Azerbaycan Cumhurbaşkanı İlham Aliyev, Azerbaycan'ın başkenti Bakü'de bulunan Şehitler Hiyabanı'ndaki “Ebedi Meşale” anıtını ziyaret etti. Aliyev ziyaretinin ardından ulusa sesleniş konuşması gerçekleştirdi. Dağlık Karabağ'ın kalbi Şuşa şehrinin 28 yıl sonra Ermenistan işgalinden kurtulduğunu duyuran Aliyev, "Sevgili yurttaşlar, sevgili kız ve erkek kardeşlerim. Şuşa şehrinin işgalden kurtarıldığını gururla beyan ederim. Şuşa bizim. Karabağ bizimdir. Bu vesileyle tüm Azerbaycan halkını yürekten kutluyorum. Tüm Şuşa halkını yürekten kutluyorum. 28.5 yıldır işgal altında olan Şuşa kurtarıldı. Şuşa artık özgür. Şuşa'ya döndük. Savaş alanında bu tarihi zaferi kazandık" dedi.
"Bu zaferi müzakere masasının arkasında değil, savaş alanında kazandık"
"8 Kasım 2020 Azerbaycan tarihinde sonsuza kadar kalacaktır" diyen Aliyev, "Bu tarih sonsuza kadar yaşayacak. Bu bizim şanlı zaferimizin günü. Bu zaferi müzakere masasının arkasında değil, savaş alanında kazandık. Tüm açıklamalara rağmen bu çatışmanın askeri çözümlerinin var olduğunu defalarca söyledim" diye konuştu.
"Yaklaşık 30 yıllık anlamsız müzakereler bizi herhangi bir sonuca götürmedi"

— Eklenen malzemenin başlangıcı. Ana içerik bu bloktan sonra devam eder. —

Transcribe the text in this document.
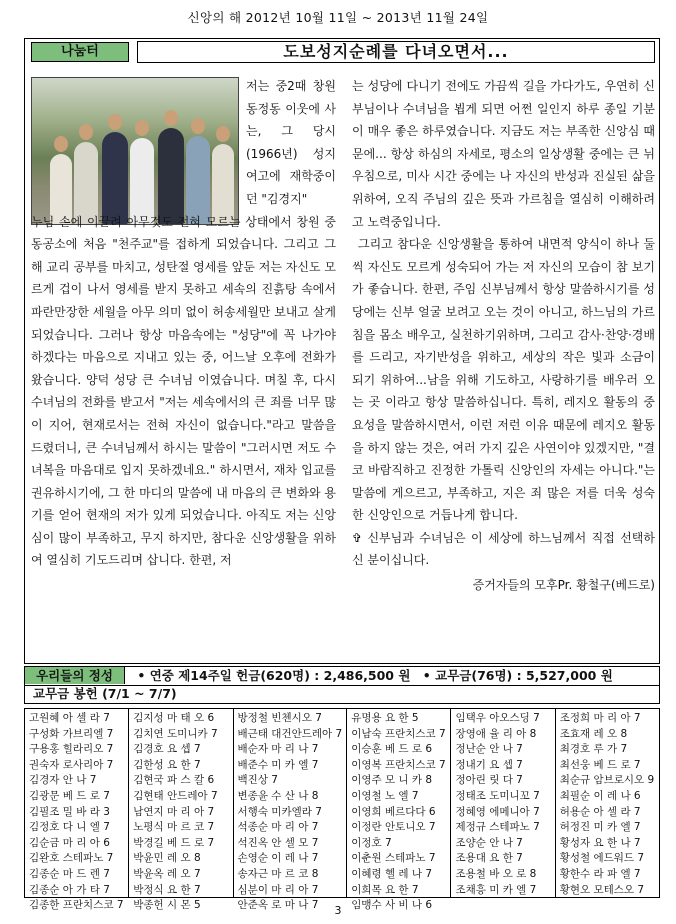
신앙의 해 2012년 10월 11일 ~ 2013년 11월 24일
나눔터	도보성지순례를 다녀오면서...
저는 중2때 창원 동정동 이웃에 사는, 그 당시(1966년) 성지여고에 재학중이던 "김경지"

누님 손에 이끌려 아무것도 전혀 모르는 상태에서 창원 중동공소에 처음 "천주교"를 접하게 되었습니다. 그리고 그 해 교리 공부를 마치고, 성탄절 영세를 앞둔 저는 자신도 모르게 겁이 나서 영세를 받지 못하고 세속의 진흙탕 속에서 파란만장한 세월을 아무 의미 없이 허송세월만 보내고 살게 되었습니다. 그러나 항상 마음속에는 "성당"에 꼭 나가야 하겠다는 마음으로 지내고 있는 중, 어느날 오후에 전화가 왔습니다. 양덕 성당 큰 수녀님 이였습니다. 며칠 후, 다시 수녀님의 전화를 받고서 "저는 세속에서의 큰 죄를 너무 많이 지어, 현재로서는 전혀 자신이 없습니다."라고 말씀을 드렸더니, 큰 수녀님께서 하시는 말씀이 "그러시면 저도 수녀복을 마음대로 입지 못하겠네요." 하시면서, 재차 입교를 권유하시기에, 그 한 마디의 말씀에 내 마음의 큰 변화와 용기를 얻어 현재의 저가 있게 되었습니다. 아직도 저는 신앙심이 많이 부족하고, 무지 하지만, 참다운 신앙생활을 위하여 열심히 기도드리며 삽니다. 한편, 저

는 성당에 다니기 전에도 가끔씩 길을 가다가도, 우연히 신부님이나 수녀님을 뵙게 되면 어쩐 일인지 하루 종일 기분이 매우 좋은 하루였습니다. 지금도 저는 부족한 신앙심 때문에... 항상 하심의 자세로, 평소의 일상생활 중에는 큰 뉘우침으로, 미사 시간 중에는 나 자신의 반성과 진실된 삶을 위하여, 오직 주님의 깊은 뜻과 가르침을 열심히 이해하려고 노력중입니다.

그리고 참다운 신앙생활을 통하여 내면적 양식이 하나 둘씩 자신도 모르게 성숙되어 가는 저 자신의 모습이 참 보기가 좋습니다. 한편, 주임 신부님께서 항상 말씀하시기를 성당에는 신부 얼굴 보려고 오는 것이 아니고, 하느님의 가르침을 몸소 배우고, 실천하기위하며, 그리고 감사·찬양·경배를 드리고, 자기반성을 위하고, 세상의 작은 빛과 소금이 되기 위하여...남을 위해 기도하고, 사랑하기를 배우러 오는 곳 이라고 항상 말씀하십니다. 특히, 레지오 활동의 중요성을 말씀하시면서, 이런 저런 이유 때문에 레지오 활동을 하지 않는 것은, 여러 가지 깊은 사연이야 있겠지만, "결코 바람직하고 진정한 가톨릭 신앙인의 자세는 아니다."는 말씀에 게으르고, 부족하고, 지은 죄 많은 저를 더욱 성숙한 신앙인으로 거듭나게 합니다.

✞ 신부님과 수녀님은 이 세상에 하느님께서 직접 선택하신 분이십니다.

증거자들의 모후Pr. 황철구(베드로)
우리들의 정성 • 연중 제14주일 헌금(620명) : 2,486,500 원 • 교무금(76명) : 5,527,000 원
교무금 봉헌 (7/1 ~ 7/7)
고원혜 아 셀 라 7
구성화 가브리엘 7
구용홍 힐라리오 7
권숙자 로사리아 7
김경자 안 나 7
김광문 베 드 로 7
김필조 밀 바 라 3
김정호 다 니 엘 7
김순금 마 리 아 6
김완호 스테파노 7
김종순 마 드 렌 7
김종순 아 가 타 7
김종한 프란치스코 7
김지성 마 태 오 6
김치연 도미니카 7
김경호 요 셉 7
김한성 요 한 7
김현국 파 스 칼 6
김현태 안드레아 7
남연지 마 리 아 7
노평식 마 르 코 7
박경길 베 드 로 7
박윤민 레 오 8
박윤옥 레 오 7
박정식 요 한 7
박종헌 시 몬 5
방정철 빈첸시오 7
배근태 대건안드레아 7
배순자 마 리 나 7
배준수 미 카 엘 7
백진상 7
변종윤 수 산 나 8
서행숙 미카엘라 7
석종순 마 리 아 7
석진옥 안 셀 모 7
손영순 이 레 나 7
송자근 마 르 코 8
심분이 마 리 아 7
안준옥 로 마 나 7
유명용 요 한 5
이남숙 프란치스코 7
이승훈 베 드 로 6
이영복 프란치스코 7
이영주 모 니 카 8
이영철 노 엘 7
이영희 베르다다 6
이정란 안토니오 7
이정호 7
이춘원 스테파노 7
이혜령 헬 레 나 7
이희목 요 한 7
임맹수 사 비 나 6
임택우 아오스딩 7
장영애 율 리 아 8
정난순 안 나 7
정내기 요 셉 7
정아린 릿 다 7
정태조 도미니꼬 7
정혜영 에메니아 7
제정규 스테파노 7
조양순 안 나 7
조용대 요 한 7
조용철 바 오 로 8
조채흥 미 카 엘 7
조정희 마 리 아 7
조효재 레 오 8
최경호 루 가 7
최선웅 베 드 로 7
최순규 암브로시오 9
최필순 이 레 나 6
허용순 아 셀 라 7
허정진 미 카 엘 7
황성자 요 한 나 7
황성철 에드워드 7
황한수 라 파 엘 7
황현오 모테스오 7
3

Aliyev, "Ermenistan-Azerbaycan Dağlık Karabağ sorununun askeri çözümü de var ve bugün bunu savaş alanında kanıtlıyoruz. Yaklaşık 30 yıllık anlamsız müzakereler bizi herhangi bir sonuca götürmedi. Eski tarihi topraklarımız neredeyse 30 yıldır işgal altında kaldı. Müzakere sürecinde Ermeni tarafı sadece statükoyu güçlendirmek, sürdürmek için zaman kazanmak istiyordu. Yıllar içinde çeşitli güç merkezlerinden Azerbaycan'a verilen mesajlarla bizi tekrar tekrar durumla barışmaya davet ediyordu. Ancak kararlılık, cesaret ve siyasi irade göstererek Azerbaycan halkının çıkarlarını karşılamayan bir anlaşmaya varamadık" dedi.

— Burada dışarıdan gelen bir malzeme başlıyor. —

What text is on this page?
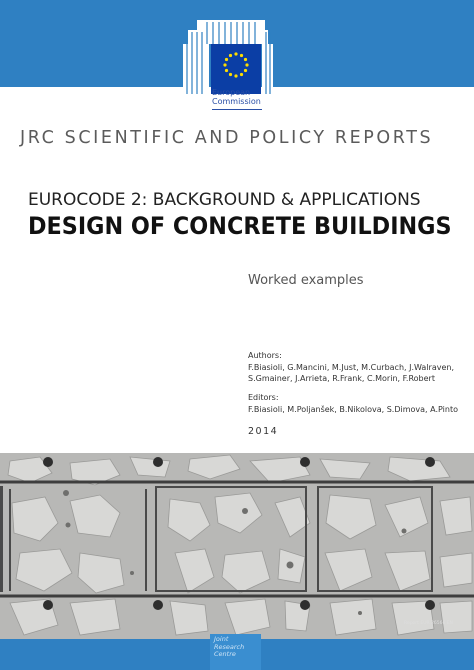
European
Commission
JRC SCIENTIFIC AND POLICY REPORTS
EUROCODE 2: BACKGROUND & APPLICATIONS
DESIGN OF CONCRETE BUILDINGS
Worked examples
Authors:
F.Biasioli, G.Mancini, M.Just, M.Curbach, J.Walraven,
S.Gmainer, J.Arrieta, R.Frank, C.Morin, F.Robert
Editors:
F.Biasioli, M.Poljanšek, B.Nikolova, S.Dimova, A.Pinto
2014
Report EUR 26566 EN
Joint
Research
Centre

"Bu zaferi savaş meydanında kazandık, bu zaferi şehitler vererek kazandık"
Tüm uluslararası forumlarda topraklarının ve toprak bütünlüklerinin sağlanmasının ana görevi olduğunu defalarca belirttiğini söyleyen Aliyev, "Bu görevi yerine getiriyoruz. Görüşmeler herhangi bir sonuç vermedi. Bizi sadece kandırıyorlardı, sadece sorunu dondurmaya çalışıyorlardı. Bu zaferi savaş meydanında kazandık, bu zaferi şehitler vererek kazandık. Tüm şehitlerimize Allah rahmet eylesin. Vatan Savaşı dediğimiz savaş olan hem birinci Karabağ'da hem de ikinci Karabağ'da şehit düşen tüm şehitlerimize Allah'tan rahmet ve sabır diliyorum. Yaralı yurttaşlarımıza Allah'tan şifalar diliyorum. Halkımızın, askerlerimizin ve subaylarımızın canları ve kanları pahasına topraklarımızı işgalcilerden kurtarıyoruz. İstilacıları topraklarımızdan kovuyoruz ve kovacağız" diye konuştu.

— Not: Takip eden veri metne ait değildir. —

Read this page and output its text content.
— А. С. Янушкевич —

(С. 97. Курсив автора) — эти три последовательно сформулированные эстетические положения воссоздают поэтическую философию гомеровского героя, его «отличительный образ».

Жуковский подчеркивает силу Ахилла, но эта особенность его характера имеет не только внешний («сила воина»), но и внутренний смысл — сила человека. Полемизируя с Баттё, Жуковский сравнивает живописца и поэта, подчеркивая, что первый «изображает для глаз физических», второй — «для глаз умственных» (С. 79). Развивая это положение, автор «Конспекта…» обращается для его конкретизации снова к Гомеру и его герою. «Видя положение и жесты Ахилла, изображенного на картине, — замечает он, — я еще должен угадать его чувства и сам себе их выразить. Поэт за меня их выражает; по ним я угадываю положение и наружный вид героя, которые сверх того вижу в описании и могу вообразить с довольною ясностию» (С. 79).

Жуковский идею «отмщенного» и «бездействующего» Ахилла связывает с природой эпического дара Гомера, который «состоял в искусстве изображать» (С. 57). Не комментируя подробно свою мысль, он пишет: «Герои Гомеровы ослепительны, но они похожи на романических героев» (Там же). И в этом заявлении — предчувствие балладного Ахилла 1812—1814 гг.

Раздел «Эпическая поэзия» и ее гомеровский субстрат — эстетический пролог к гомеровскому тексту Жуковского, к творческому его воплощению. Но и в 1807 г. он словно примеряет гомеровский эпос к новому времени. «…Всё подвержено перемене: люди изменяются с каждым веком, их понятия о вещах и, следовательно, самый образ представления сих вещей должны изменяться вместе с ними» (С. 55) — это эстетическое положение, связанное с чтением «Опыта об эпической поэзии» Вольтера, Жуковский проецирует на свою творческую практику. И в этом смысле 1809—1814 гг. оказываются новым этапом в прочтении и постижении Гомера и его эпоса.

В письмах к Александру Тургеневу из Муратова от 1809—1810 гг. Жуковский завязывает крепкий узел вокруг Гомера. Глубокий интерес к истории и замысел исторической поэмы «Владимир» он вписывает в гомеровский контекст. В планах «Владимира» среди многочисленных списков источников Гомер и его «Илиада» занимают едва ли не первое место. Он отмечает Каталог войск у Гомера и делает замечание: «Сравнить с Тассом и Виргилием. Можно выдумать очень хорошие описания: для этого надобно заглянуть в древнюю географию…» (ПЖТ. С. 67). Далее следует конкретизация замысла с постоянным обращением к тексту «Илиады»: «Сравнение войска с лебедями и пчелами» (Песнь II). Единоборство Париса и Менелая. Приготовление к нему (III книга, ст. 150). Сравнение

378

"28 yıl sonra Şuşa'da ezan tekrar duyulacak"
Aliyev, "Şuşa 28 buçuk yıldır işgal altında kaldı. Şuşa Azerbaycan tarihinde özel bir yere sahiptir. Bu bizim eski, tarihi kentimiz. Yüzyıllar boyunca Şuşa'da Azerbaycanlılar yaşadılar, inşa ettiler ve kurdular. Şuşa sadece Azerbaycan'ın değil tüm Kafkasya'nın incisi. Ancak nefret edilen düşman Şuşa'yı işgal ederek kültürel mirasımıza büyük bir darbe indirdi, tarihi eserlerimizi yıktı, camilerimizi yıktı ve bize hakaret etti. Şimdi Şuşa'ya döndük. Tüm tarihi eserlerimizi, tüm camilerimizi restore edeceğiz ve 28 yıl sonra Şuşa'da ezan tekrar duyulacak" ifadelerini kallandı.
"Bugün Şuşa'da Azerbaycan bayrağı dalgalanıyor"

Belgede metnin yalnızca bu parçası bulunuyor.